Lewiston is where Alan has lived all of his life. He was reading the local paper recently when he saw this photograph of Grady, just as Alan remembered him. That's when he learned Grady had survived the war. The picture illustrated an article about "Boocoo Dinky Dow" that was published before my book reading in nearby Clarkston, Wash. Alan had to work that day, but his wife came and asked me to sign a copy of the book for him.

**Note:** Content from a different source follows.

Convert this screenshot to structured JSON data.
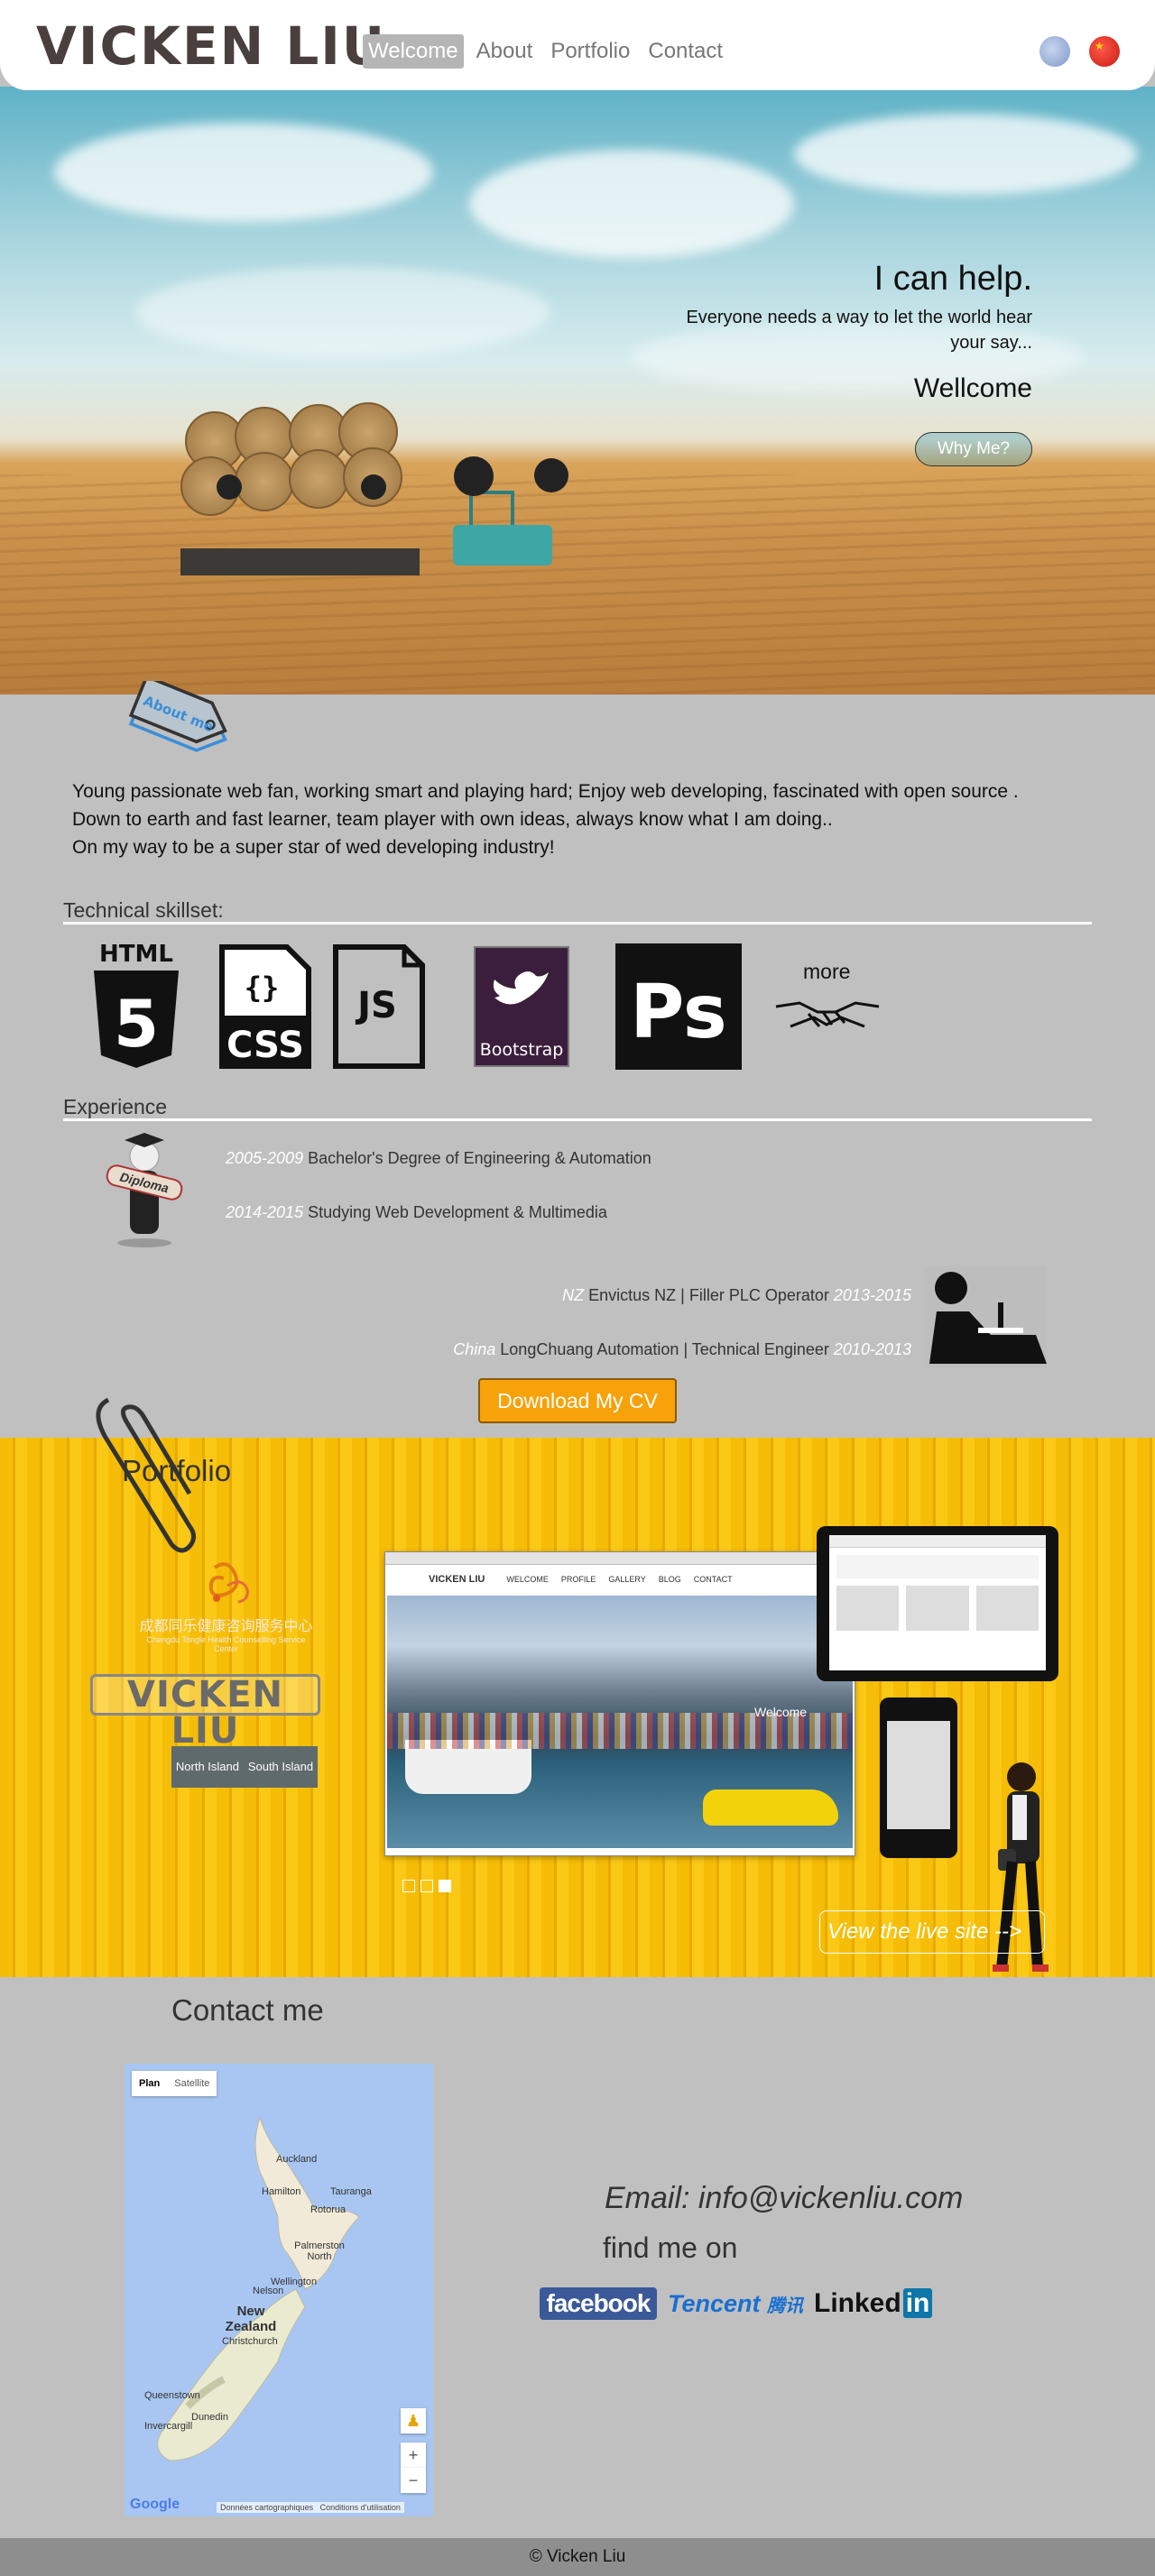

Alan and I chatted on the phone this week. After expressing his sadness that Grady had died last year, he told me what he remembered about Grady. One thing was that Grady was always hungry -- most of the guys were during training. The food, in Alan's words, "wasn't the best," and Grady describes in the memoir how men were never given enough time to finish what was on their plates. One time, the trainees got a rare chance to leave Fort Lewis and couldn't wait to chow down on restaurant food. "We went to get hamburgers and Grady ordered three of them," Alan said.
Unlike Grady, Alan was wasn't wounded in Vietnam. Still, he said, "It was a tough year." Looking back, he doesn't know how he handled the living conditions, including constant dampness. "Once, I wore the same clothes for 63 days." The only thing he changed was his socks. "They would drop us clean socks from helicopters."
That was one thing soldiers in Vietnam all had in common ... counting days and hoping to survive to 365.